Cezalar açıklandı… Faruk Koca ömür boyu futbol sahalarından men edildi. İddia ediyorum Halil Umut Meler ile Faruk Koca’yı buluşturmak ve birlikte fotoğraf vermeleri için “kimler kimlerle beraber” aracı olmuştur. Neyse ki yumruk yediği için yere düşen hakem, tüm camiadaki dik duran tek kişi oldu.

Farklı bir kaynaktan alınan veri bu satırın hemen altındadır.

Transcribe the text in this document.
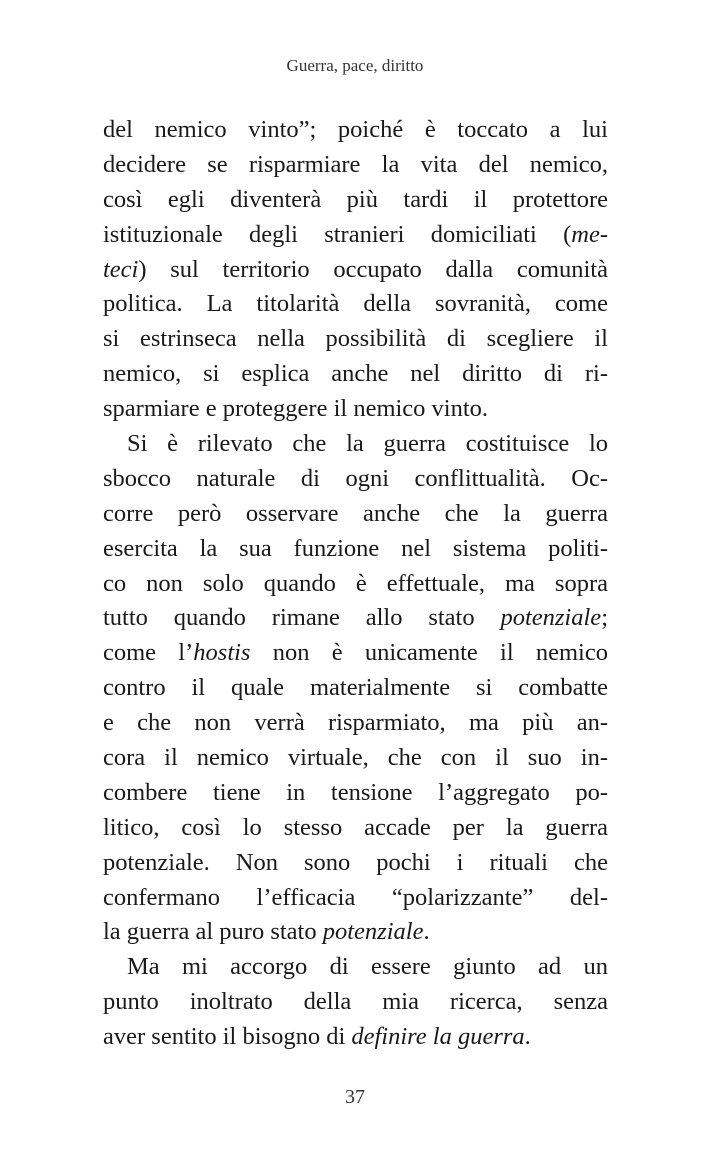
Guerra, pace, diritto
del nemico vinto”; poiché è toccato a lui
decidere se risparmiare la vita del nemico,
così egli diventerà più tardi il protettore
istituzionale degli stranieri domiciliati (me-
teci) sul territorio occupato dalla comunità
politica. La titolarità della sovranità, come
si estrinseca nella possibilità di scegliere il
nemico, si esplica anche nel diritto di ri-
sparmiare e proteggere il nemico vinto.
Si è rilevato che la guerra costituisce lo
sbocco naturale di ogni conflittualità. Oc-
corre però osservare anche che la guerra
esercita la sua funzione nel sistema politi-
co non solo quando è effettuale, ma sopra
tutto quando rimane allo stato potenziale;
come l’hostis non è unicamente il nemico
contro il quale materialmente si combatte
e che non verrà risparmiato, ma più an-
cora il nemico virtuale, che con il suo in-
combere tiene in tensione l’aggregato po-
litico, così lo stesso accade per la guerra
potenziale. Non sono pochi i rituali che
confermano l’efficacia “polarizzante” del-
la guerra al puro stato potenziale.
Ma mi accorgo di essere giunto ad un
punto inoltrato della mia ricerca, senza
aver sentito il bisogno di definire la guerra.
37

Darp olayının ardından sıcağı sıcağına yazmıştım. Aslında atılan yumruk bir sürecin sonucuydu. Zaman geçtikçe ahali suçluyu aramaya başladı. Mesela TSYD geçenlerde bir mesaj paylaşmış (mesaj İngilizce klavye kullanılarak yazıldığı için dokunmadan paylaşıyorum): “Uyelerimizin dikkatine. Bundan boyle TV’lerde, radyolarda, sosyal medyada, internet sitelerinde, youtube kanallarında kulüplerin avukatligina soyunmus gibi konusan, bir bakima amigoluk yapan spor medyasi uyeleri tespit edilecek olup spor musabakalarina belli sure akredite edilmeyecektir. Bilginize.”  Bu arada TSYD’den gelen mesajlar hep ölüm ilanlarıdır. Açıkçası başka bir konuda mesaj yazabildikleri bilinmiyordu.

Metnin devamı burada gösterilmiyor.